"Selvagem" (Sauvage, 2018) - Foto: Divulgação
"Selvagem" (Sauvage, 2018) - Foto: Divulgação

42ª Mostra de SP: “Selvagem”

Vira-lata na selva de pedra

Pode soar um tanto ofensivo, mas Léo (Félix Maritaud), o protagonista de “Selvagem”, é como um desses cachorros vira-lata de rua. Ele passa o tempo todo indefeso, esperando por uma mínima demonstração de afeto, uma migalha de qualquer coisa. E quando recebe, a reação é tão visceral e inesperada que ele vai seguir a pessoa com uma fidelidade eterna.

O problema dessa metáfora são vários, e intencionais. O primeiro é que, se você se comporta assim, corre o risco de muitas pessoas te verem, e tratarem, realmente como um animal – o que acontece com Léo bem mais do que as sonhadas migalhas. E o segundo é que essa fidelidade canina pode ser devotada a alguém que não está nada interessada nela. O que também vem a ser o caso do protagonista.
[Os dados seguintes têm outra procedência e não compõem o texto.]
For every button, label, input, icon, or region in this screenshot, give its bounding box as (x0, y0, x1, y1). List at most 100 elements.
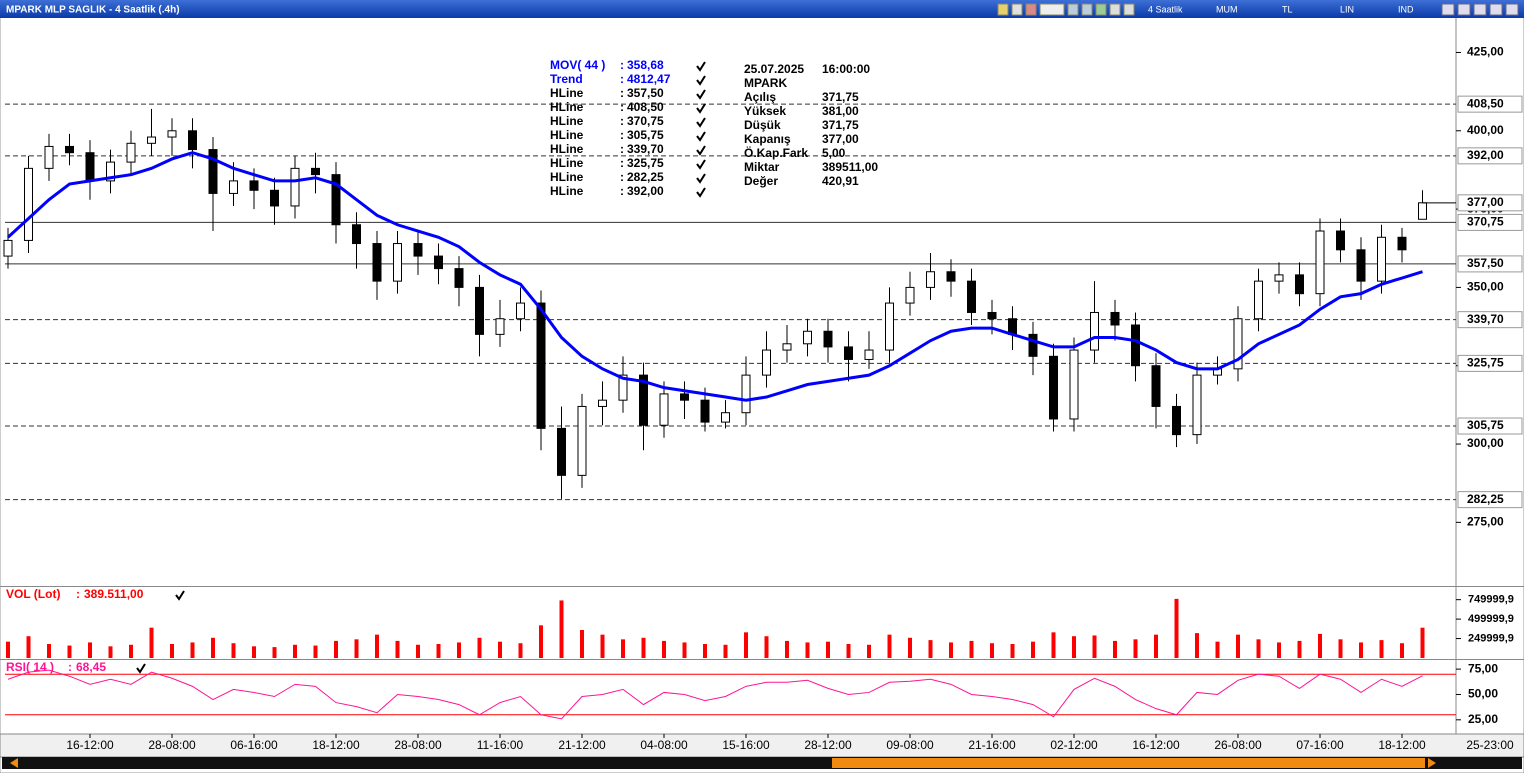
candle-body (454, 268, 464, 288)
x-tick-label: 28-08:00 (394, 738, 442, 752)
info-label: Değer (744, 174, 778, 188)
legend-name: HLine (550, 142, 584, 156)
button[interactable] (1505, 3, 1519, 16)
info-label: Miktar (744, 160, 780, 174)
volume-bar (395, 640, 400, 658)
volume-bar (1297, 640, 1302, 658)
volume-bar (88, 642, 92, 658)
volume-bar (6, 641, 10, 658)
button[interactable] (1489, 3, 1503, 16)
tool-icon[interactable] (1123, 3, 1135, 16)
toolbar-item[interactable]: MUM (1216, 4, 1238, 14)
candle-body (249, 180, 259, 191)
legend-name: Trend (550, 72, 583, 86)
candle-body (516, 302, 525, 320)
volume-bar (969, 640, 974, 658)
candle-body (1049, 355, 1058, 420)
legend-separator: : (620, 128, 624, 142)
hline-label-bg (1457, 213, 1523, 231)
volume-bar (1113, 640, 1117, 658)
candle-body (987, 311, 997, 320)
legend-value: 4812,47 (627, 72, 671, 86)
check-icon (696, 103, 706, 114)
volume-bar (723, 644, 728, 658)
candle-body (659, 393, 669, 426)
candle-body (536, 302, 546, 429)
candle-body (188, 130, 197, 151)
volume-bar (477, 637, 482, 658)
legend-name: HLine (550, 128, 584, 142)
candle-body (577, 405, 587, 476)
button[interactable] (1473, 3, 1487, 16)
candle-body (1090, 311, 1099, 351)
volume-bar (1174, 598, 1179, 658)
legend-name: HLine (550, 184, 584, 198)
candle-body (434, 255, 443, 270)
volume-bar (1051, 632, 1056, 658)
scroll-arrow[interactable] (10, 758, 18, 768)
volume-bar (457, 642, 461, 658)
volume-bar (252, 646, 256, 658)
info-value: 371,75 (822, 118, 859, 132)
volume-bar (375, 634, 379, 658)
info-label: Ö.Kap.Fark (744, 145, 808, 160)
legend-value: 325,75 (627, 156, 664, 170)
volume-bar (1092, 635, 1097, 658)
toolbar-item[interactable]: 4 Saatlik (1148, 4, 1183, 14)
x-tick-label: 06-16:00 (230, 738, 278, 752)
last-price-label: 377,00 (1467, 195, 1504, 209)
hline-label: 282,25 (1467, 492, 1504, 506)
volume-bar (313, 645, 318, 658)
volume-bar (744, 632, 748, 658)
tool-icon[interactable] (1067, 3, 1079, 16)
toolbar-item[interactable]: TL (1282, 4, 1293, 14)
tool-icon[interactable] (1081, 3, 1093, 16)
volume-bar (231, 643, 236, 658)
tool-icon[interactable] (1109, 3, 1121, 16)
candle-body (1356, 249, 1366, 282)
candle-body (3, 239, 13, 257)
tool-icon[interactable] (1039, 3, 1065, 16)
volume-bar (682, 642, 687, 658)
scroll-arrow[interactable] (1428, 758, 1436, 768)
volume-bar (559, 600, 564, 658)
toolbar-item[interactable]: LIN (1340, 4, 1354, 14)
candle-body (208, 149, 218, 194)
volume-bar (190, 642, 195, 658)
button[interactable] (1441, 3, 1455, 16)
volume-bar (826, 641, 830, 658)
volume-bar (293, 644, 297, 658)
candle-body (352, 224, 361, 245)
y-tick-label: 275,00 (1467, 515, 1504, 529)
toolbar-item[interactable]: IND (1398, 4, 1414, 14)
legend-value: 392,00 (627, 184, 664, 198)
candle-body (147, 136, 156, 144)
tool-icon[interactable] (997, 3, 1009, 16)
tool-icon[interactable] (1025, 3, 1037, 16)
candle-body (106, 161, 115, 182)
volume-bar (67, 645, 72, 658)
button[interactable] (1457, 3, 1471, 16)
volume-bar (703, 644, 707, 658)
volume-bar (846, 644, 851, 658)
x-tick-label: 21-12:00 (558, 738, 606, 752)
title-bar (0, 0, 1524, 18)
volume-tick-label: 499999,9 (1468, 613, 1514, 625)
x-tick-label: 18-12:00 (1378, 738, 1426, 752)
x-tick-label: 21-16:00 (968, 738, 1016, 752)
info-value: 420,91 (822, 174, 859, 188)
y-tick-label: 400,00 (1467, 123, 1504, 137)
rsi-value: 68,45 (76, 660, 106, 674)
check-icon (696, 159, 706, 170)
volume-bar (1277, 642, 1281, 658)
candle-body (1295, 274, 1304, 295)
legend-separator: : (620, 170, 624, 184)
scroll-thumb[interactable] (832, 758, 1425, 768)
tool-icon[interactable] (1095, 3, 1107, 16)
candle-body (229, 180, 238, 194)
legend-separator: : (620, 58, 624, 72)
volume-bar (580, 630, 584, 658)
x-tick-label: 16-12:00 (66, 738, 114, 752)
tool-icon[interactable] (1011, 3, 1023, 16)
Léo é um garoto de programa que passa os dias em um ponto de prostituição masculina de Paris. Até onde o espectador é informado, ele não tem uma casa, nunca é visto tomando banho, ou mesmo fazendo uma refeição que não seja roubada ou tirada do lixo. Aparentemente, Léo tem uma única roupa, e cueca, e todo o dinheiro que ganha deve ir para as drogas que usa. E sua carência e imaturidade afetiva – quando uma médica se revela sinceramente preocupada com ele, o protagonista a abraça, emocionado – indicam que ele provavelmente nunca teve, ou conheceu, pais ou família.



A aparência do protagonista é constantemente oleosa e malcuidada – e seus clientes se dividem entre aqueles que desejam cuidar dele, e os que não escondem o asco. Mas por mais que busque sempre alguma forma de carinho, como um animal carente, a única atenção que realmente interessa a Léo é a de Ahd (Éric Bernard), colega de profissão que nem se identifica como gay e que quer apenas encontrar alguém e melhorar de vida.

A ligação codependente que o protagonista vai demonstrando com o amigo – que deixa sempre claro seu desinteresse afetivo, ao mesmo tempo em que tenta ajuda-lo – é imatura e quase infantil. E a verdade é que, mesmo vivendo à base de sexo e drogas, Léo tem a idade emocional e a ingenuidade exasperante de uma criança – não apresentando nenhum interesse ou capacidade de sair daquela situação, quase incapaz de cuidar de si mesmo e da própria saúde, e buscando apenas os prazeres imediatos de alguma conexão humana.

E é essa mistura de filhotinho indefeso com criança abandonada que faz o público se afeiçoar a ele. Em seu primeiro longa, o diretor Camille Vidal-Naquet adota um olhar documental, com uma câmera que observa à distância (física e emocional), acentuando o tom realista e cinema vérité de “Selvagem”. E cabe totalmente à ótima performance de Félix Maritaud (“120 BPM”) fazer com que o espectador se importe com aquele personagem, cujo nome mal é proferido durante o filme, e enxergue nele um ser humano. Alguém que, mesmo diante das situações degradantes a que o roteiro lhe submete, tem uma identidade uma dignidade.

O ator imbui Léo com um andar espevitado e uma devoção genuína por seus clientes, dando algum calor à produção e tornando sua violência física e psicológica um pouco mais palatável. “Selvagem” é um filme pesado, e em momentos deprimente, que não faz nenhum tipo de concessão ao seu objetivo de mostrar as agruras da vida de alguém na situação de Léo. É uma abordagem que lembra quase aqueles documentários do Discovery que observam um leão devorar um animal indefeso, sem fazer nada para impedir. E essa impassividade moral, direcionada a um ser humano, tem suas implicações éticas e pode incomodar alguns. Quem tiver coragem de se aventurar, porém, vai mergulhar num universo único, e olhar pela primeira vez para pessoas pouquíssimo vistas no cinema, e solenemente ignoradas do lado de cá da tela.